Tennis is fortunate in that there is nothing for Hawk-Eye to ascertain besides whether a ball touched a line. There are no subjective decisions -- for example, in determining whether there was dual possession or if a player "completed a catch," whatever that truly means. The evidence stands alone. In short, the human element is removed once a player tells the chair umpire he or she would like to challenge a call.

But there are still instances in tennis in which Hawk-Eye simply will not do. And if tennis hopes to avoid the negative publicity the NFL is currently receiving because of poor officiating, it needs to address a few potential flash points. One area of concern is directly correlated to Hawk-Eye: whether to replay or award a point after a call is upheld or overturned.

Let's say a player was sprinting toward a well-struck ball, and the shot was called out before he arrived at it. That slight easement, a natural reaction to a linesman's call, made the shot look like a winner on the surface. If the ball was found to land in, should the defender lose the point, if only because he relaxed, ever so slightly? In some cases, I've seen the chair umpire give the point to the player who originally hit the well-struck ball and challenged the call. But in other instances, the point is replayed. In both scenarios, one player is unhappy with the ruling.
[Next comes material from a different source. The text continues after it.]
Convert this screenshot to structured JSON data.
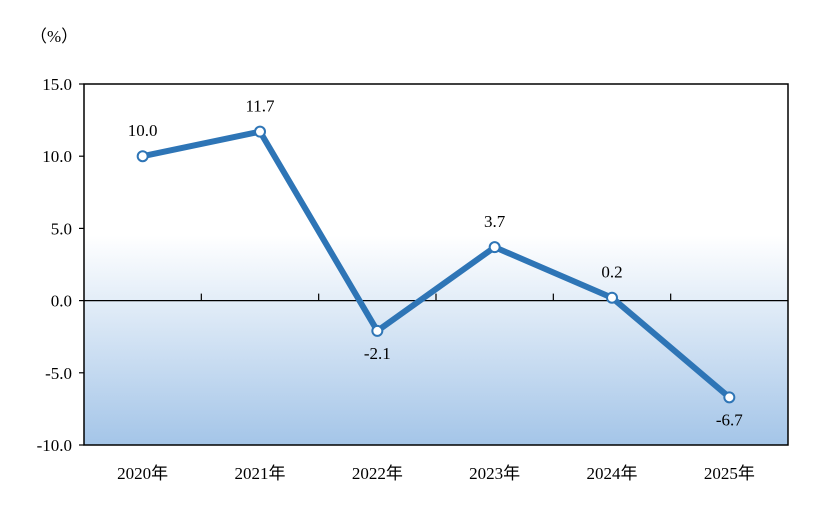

Such calls likely will always be left for the umpire to decide based on the situation. There are some points that should clearly be replayed, and some that should clearly be decided right then and there -- like when a returner barely moves and is aced, only to be (temporarily) saved by an "out" call. But one present-day judgment call can be eliminated if a by-the-book approach is adhered to: the amount of time taken between points.

Some prominent matches have put this rule in the spotlight recently. The rule reads that a player cannot take more than 25 seconds to start the next point after one has ended, and no more than 20 seconds at Grand Slam tournaments. Rafael Nadal and Novak Djokovic, two players widely criticized for their slow pace of play, have given umpires pause -- literally -- when deciding whether to assess a time-violation warning for a first offense, or a point penalty in the event of multiple offenses. Whenever an umpire actually does this, even when justified, the backlash is swift -- and often delivered by John McEnroe in the commentary booth: "How can you make that call at this point of the match?"

I don't believe tennis needs a physical shot clock on the court that counts down 20 or 25 seconds; that's a distraction as much as it's a solution. But chair umpires should keep their own clock and set a tone early on that going over the time limit won't be tolerated -- whether you're an 11-time Grand Slam champion or a tour newbie. We're currently asking officials to become police officers, letting minor slowing transgressions go without incident. But that sets a dangerous precedent, and before you know it, players are taking 45 seconds between points. Time isn't like grunting -- the clock shows whether a player has exceeded a certain threshold. For the integrity of the rulebook and the sake of timeliness, I'm hoping the pace-of-play rule is followed.

The rule I take the greatest offense to, though, is not exactly a rule, per se, but a limit. In tournaments in which calls can be challenged, players are given only three incorrect challenges per set (another is given if a tiebreaker is needed). At some point, tennis' doomsday scenario will occur: A call will be made on match point that ends a match but is shown by television replay to have clearly been incorrect -- and the player on the receiving end of the bad call will be out of challenges. Can you imagine if such a situation decided a tournament, or worse yet, a Grand Slam title?

To avoid this, tennis should allow its officials to summon Hawk-Eye on all match points, regardless of the amount of challenges a player has remaining. That way, there will be no worry of a missed call determining the outcome of a match. Unless, of course, you're the NFL.